Um cachorro vira-latas de rua atravessou seu caminho. Seu bom reflexo salvou
uma vida, mas estragou seu carro. O motorista que vinha atrás não teve o mesmo
bom reflexo e chocou-se na traseira. Após uma breve discussão, — trocas de
insultos com seus respectivos pedidos de desculpas —, acertaram-se, trocaram
dados, endereços pessoais, telefones e seguiram seus caminhos para não
atrapalhar o trânsito, afinal, os danos não haviam sido consideráveis pois estavam
em baixa velocidade. Chamar a polícia para quê? Perder mais tempo ainda não
estava em seus planos. Já estava atrasado para o trabalho. A idéia de usar essa
desculpa para não ir trabalhar lhe era atrativa e lhe passou pela cabeça por
um brevíssimo instante, sendo logo esquecida.

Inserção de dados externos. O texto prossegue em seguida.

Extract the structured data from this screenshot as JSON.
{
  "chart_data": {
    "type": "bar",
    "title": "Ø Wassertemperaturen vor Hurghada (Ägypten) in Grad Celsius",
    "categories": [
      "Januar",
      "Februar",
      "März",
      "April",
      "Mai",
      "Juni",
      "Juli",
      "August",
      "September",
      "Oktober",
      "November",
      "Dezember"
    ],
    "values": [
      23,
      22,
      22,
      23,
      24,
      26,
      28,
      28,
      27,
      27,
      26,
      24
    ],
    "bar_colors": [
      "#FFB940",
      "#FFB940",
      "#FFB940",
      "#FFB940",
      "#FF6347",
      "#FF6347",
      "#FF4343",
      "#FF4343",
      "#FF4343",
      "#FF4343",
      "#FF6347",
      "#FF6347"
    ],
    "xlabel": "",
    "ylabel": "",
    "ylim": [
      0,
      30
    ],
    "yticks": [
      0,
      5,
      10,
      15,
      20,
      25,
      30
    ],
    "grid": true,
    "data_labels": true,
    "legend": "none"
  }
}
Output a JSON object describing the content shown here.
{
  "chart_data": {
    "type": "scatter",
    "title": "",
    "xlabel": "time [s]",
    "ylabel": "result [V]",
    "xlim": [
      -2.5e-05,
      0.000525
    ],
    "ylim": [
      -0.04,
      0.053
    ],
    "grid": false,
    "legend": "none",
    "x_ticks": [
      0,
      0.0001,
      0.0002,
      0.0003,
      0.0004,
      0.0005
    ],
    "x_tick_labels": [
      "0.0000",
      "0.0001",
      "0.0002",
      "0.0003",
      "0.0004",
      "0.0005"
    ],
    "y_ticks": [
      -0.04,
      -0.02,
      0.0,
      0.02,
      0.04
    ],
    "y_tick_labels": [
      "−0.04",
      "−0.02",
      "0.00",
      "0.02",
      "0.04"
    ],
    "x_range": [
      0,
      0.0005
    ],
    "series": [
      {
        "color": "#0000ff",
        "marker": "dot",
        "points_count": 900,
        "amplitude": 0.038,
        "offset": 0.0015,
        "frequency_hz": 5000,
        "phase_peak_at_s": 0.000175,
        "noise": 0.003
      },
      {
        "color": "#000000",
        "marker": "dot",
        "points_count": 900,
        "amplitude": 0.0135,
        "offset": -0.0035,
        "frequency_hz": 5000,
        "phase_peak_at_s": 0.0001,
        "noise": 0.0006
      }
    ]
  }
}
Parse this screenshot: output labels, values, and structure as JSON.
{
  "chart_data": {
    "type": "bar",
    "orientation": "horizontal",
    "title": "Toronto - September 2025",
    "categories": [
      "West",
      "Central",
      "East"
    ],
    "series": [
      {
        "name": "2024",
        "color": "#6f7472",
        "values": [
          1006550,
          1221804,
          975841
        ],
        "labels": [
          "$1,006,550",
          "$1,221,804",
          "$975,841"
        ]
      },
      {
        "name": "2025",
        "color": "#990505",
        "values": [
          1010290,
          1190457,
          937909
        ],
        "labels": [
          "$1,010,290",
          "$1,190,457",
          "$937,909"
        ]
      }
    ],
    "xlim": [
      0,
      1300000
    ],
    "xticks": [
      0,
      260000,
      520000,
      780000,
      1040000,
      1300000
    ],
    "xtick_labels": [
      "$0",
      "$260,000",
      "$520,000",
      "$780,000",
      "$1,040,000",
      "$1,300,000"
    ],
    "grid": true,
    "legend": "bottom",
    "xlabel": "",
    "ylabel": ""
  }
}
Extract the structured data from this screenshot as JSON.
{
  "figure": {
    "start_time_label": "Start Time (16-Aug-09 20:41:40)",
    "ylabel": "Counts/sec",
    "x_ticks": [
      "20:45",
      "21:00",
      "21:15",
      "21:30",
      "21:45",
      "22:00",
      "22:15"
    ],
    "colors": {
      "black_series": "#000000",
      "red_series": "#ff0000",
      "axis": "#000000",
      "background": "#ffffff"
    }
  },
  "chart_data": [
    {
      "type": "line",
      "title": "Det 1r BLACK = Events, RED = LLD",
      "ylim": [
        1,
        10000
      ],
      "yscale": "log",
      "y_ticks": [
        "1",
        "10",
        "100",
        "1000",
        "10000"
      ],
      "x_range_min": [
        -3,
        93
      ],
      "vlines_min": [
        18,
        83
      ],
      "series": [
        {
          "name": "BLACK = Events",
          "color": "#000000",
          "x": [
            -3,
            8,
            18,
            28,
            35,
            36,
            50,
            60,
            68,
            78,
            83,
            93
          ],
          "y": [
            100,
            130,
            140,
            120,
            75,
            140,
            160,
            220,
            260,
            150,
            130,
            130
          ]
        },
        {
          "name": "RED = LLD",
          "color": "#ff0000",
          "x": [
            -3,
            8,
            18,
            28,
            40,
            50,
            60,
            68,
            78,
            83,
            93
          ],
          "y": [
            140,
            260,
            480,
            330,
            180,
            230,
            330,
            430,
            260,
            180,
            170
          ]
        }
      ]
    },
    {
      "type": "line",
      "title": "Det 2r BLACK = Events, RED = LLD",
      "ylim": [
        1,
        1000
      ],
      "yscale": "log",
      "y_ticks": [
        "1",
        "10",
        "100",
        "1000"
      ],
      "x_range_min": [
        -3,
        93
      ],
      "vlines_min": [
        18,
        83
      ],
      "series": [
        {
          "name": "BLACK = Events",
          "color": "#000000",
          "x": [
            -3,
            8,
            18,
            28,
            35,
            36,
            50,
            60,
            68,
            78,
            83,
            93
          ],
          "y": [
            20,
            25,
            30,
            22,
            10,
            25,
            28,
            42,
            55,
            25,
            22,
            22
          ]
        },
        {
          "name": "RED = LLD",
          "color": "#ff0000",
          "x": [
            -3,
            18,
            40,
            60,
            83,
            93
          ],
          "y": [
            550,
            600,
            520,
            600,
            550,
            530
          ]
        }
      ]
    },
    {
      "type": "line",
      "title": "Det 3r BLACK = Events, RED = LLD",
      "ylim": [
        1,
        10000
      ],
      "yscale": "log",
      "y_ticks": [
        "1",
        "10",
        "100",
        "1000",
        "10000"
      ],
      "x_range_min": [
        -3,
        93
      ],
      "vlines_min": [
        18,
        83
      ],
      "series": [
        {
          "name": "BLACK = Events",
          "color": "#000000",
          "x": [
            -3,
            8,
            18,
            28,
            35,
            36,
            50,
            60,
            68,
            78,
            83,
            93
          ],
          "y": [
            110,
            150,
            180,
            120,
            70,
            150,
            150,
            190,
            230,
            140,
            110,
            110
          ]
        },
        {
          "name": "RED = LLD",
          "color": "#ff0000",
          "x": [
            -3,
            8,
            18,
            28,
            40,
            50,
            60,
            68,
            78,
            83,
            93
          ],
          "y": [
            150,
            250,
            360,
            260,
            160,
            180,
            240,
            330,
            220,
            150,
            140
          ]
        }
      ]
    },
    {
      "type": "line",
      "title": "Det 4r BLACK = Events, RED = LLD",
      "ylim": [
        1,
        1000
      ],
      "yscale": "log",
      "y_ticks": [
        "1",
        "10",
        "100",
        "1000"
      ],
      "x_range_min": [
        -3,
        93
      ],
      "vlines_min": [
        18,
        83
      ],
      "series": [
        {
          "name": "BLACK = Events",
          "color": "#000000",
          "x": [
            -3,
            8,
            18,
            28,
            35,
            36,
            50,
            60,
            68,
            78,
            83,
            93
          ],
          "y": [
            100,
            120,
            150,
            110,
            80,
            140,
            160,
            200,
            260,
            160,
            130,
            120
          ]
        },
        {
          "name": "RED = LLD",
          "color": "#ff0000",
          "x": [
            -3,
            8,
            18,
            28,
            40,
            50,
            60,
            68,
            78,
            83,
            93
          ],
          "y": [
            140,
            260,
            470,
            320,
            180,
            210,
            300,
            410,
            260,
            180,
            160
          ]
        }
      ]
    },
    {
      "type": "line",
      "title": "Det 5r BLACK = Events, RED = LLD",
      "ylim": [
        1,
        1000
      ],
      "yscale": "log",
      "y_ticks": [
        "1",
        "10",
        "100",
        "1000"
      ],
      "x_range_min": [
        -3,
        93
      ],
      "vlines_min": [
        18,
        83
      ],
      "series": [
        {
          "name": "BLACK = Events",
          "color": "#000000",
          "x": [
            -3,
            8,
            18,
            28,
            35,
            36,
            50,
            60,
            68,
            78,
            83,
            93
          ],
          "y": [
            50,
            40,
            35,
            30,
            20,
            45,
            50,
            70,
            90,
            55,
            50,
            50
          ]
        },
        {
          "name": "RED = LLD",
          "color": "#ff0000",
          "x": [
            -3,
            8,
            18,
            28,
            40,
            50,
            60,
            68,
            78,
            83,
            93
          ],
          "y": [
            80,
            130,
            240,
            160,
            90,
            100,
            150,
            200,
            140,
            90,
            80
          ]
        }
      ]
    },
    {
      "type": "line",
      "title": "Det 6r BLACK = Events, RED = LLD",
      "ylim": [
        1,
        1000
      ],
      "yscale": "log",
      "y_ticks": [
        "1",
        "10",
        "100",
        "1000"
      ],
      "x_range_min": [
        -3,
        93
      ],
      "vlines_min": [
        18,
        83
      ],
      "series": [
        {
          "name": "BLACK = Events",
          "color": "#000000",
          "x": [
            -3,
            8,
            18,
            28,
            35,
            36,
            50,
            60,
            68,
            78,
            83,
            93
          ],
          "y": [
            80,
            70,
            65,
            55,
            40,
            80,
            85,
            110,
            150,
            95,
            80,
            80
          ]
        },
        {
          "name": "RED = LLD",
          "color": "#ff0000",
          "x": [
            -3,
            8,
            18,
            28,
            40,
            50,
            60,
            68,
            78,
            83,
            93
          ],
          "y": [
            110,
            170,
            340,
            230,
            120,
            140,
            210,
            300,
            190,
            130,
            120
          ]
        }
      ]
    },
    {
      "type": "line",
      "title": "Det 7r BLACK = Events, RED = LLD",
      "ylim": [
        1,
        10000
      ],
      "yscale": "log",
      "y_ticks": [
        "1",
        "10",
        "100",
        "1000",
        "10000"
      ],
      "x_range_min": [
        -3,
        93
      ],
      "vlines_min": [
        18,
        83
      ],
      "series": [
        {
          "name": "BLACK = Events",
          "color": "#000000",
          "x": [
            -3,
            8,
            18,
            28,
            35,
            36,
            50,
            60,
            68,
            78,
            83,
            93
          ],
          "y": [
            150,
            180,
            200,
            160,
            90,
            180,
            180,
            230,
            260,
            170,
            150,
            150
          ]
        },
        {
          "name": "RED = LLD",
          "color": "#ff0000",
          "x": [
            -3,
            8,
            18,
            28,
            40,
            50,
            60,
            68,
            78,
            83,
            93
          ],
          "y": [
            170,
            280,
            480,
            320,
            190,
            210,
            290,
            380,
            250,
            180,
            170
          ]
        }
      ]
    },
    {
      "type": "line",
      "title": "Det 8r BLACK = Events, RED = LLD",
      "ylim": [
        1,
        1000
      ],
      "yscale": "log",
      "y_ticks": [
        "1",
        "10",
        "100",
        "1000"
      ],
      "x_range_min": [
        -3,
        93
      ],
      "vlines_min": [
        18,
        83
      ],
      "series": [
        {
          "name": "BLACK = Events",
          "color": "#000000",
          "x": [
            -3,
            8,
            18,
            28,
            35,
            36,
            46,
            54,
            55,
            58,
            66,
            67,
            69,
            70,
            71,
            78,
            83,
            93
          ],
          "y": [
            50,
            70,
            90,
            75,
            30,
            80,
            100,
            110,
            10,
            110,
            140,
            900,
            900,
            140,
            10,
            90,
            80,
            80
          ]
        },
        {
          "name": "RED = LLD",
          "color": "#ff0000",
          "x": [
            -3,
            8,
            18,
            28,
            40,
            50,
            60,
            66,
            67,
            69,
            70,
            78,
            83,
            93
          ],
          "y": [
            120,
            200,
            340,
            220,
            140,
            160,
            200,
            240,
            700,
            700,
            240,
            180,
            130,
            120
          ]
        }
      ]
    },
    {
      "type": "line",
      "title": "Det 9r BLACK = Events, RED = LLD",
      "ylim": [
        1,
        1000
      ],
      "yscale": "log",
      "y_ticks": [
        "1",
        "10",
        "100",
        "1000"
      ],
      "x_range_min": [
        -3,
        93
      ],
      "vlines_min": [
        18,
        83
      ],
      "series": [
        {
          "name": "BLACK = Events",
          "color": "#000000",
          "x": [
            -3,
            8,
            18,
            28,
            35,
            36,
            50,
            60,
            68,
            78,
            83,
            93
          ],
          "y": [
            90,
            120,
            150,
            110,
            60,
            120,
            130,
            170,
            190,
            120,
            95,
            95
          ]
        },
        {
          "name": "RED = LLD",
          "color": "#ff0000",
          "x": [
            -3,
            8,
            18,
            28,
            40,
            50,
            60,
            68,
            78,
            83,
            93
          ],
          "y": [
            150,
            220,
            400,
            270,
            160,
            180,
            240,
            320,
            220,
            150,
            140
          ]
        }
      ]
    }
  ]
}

O motorista que acertou sua traseira — pensou ele — era um
potencial amigo e não podemos desprezar os futuros amigos. E a culpa não foi
dele, apesar de que a culpa é sempre de quem bate atrás. Porém, nosso cidadão
de classe média sempre tem aquela esperança interna de quebrar os paradigmas da
sociedade, de quebrar as regras contratuais não explícitas vigentes, e assim,
ter um momento de generosidade, pois a generosidade faz com que nos sintamos
grandes. E foi assim que ele se sentiu no momento ao perdoar o motorista
traseiro: um grande ser humano.
Ao chegar ao trabalho, enfrentou os problemas de sempre:
estacionamento, colegas mal-humorados, a estafante rotina, café frio, a
demorada espera para o fim do expediente, almoço em tempo reduzido, um chefe
intolerante, outro chefe bonzinho, subordinados que lhe achavam ser um chefe
intolerante, outros subordinados que lhe achavam ser um chefe bonzinho, e assim
ia levando a rotina recorrente.
Mal sabia ele que este era seu último dia.
Ao retornar a casa, voltando pelo mesmo caminho deprimente,
encontrou a pacata cidadã mulher do seu vizinho lhe esperando em frente. Ele
parou o carro na entrada e desceu para conversar com ela. Aos berros, ela lhe disse que
estava farta, que já tinha lhe avisado para não mais limpar o sapato no pátio dela. Sacou de um revólver e lhe deu seis tiros no peito.
O estopim fora acesso de manhã e passou o dia inteiro
queimando na cabeça da vizinha.
O barril explodiu em cheio no peito do
cidadão... seis vezes... e ele caiu morto com o sapato meio sujo ainda.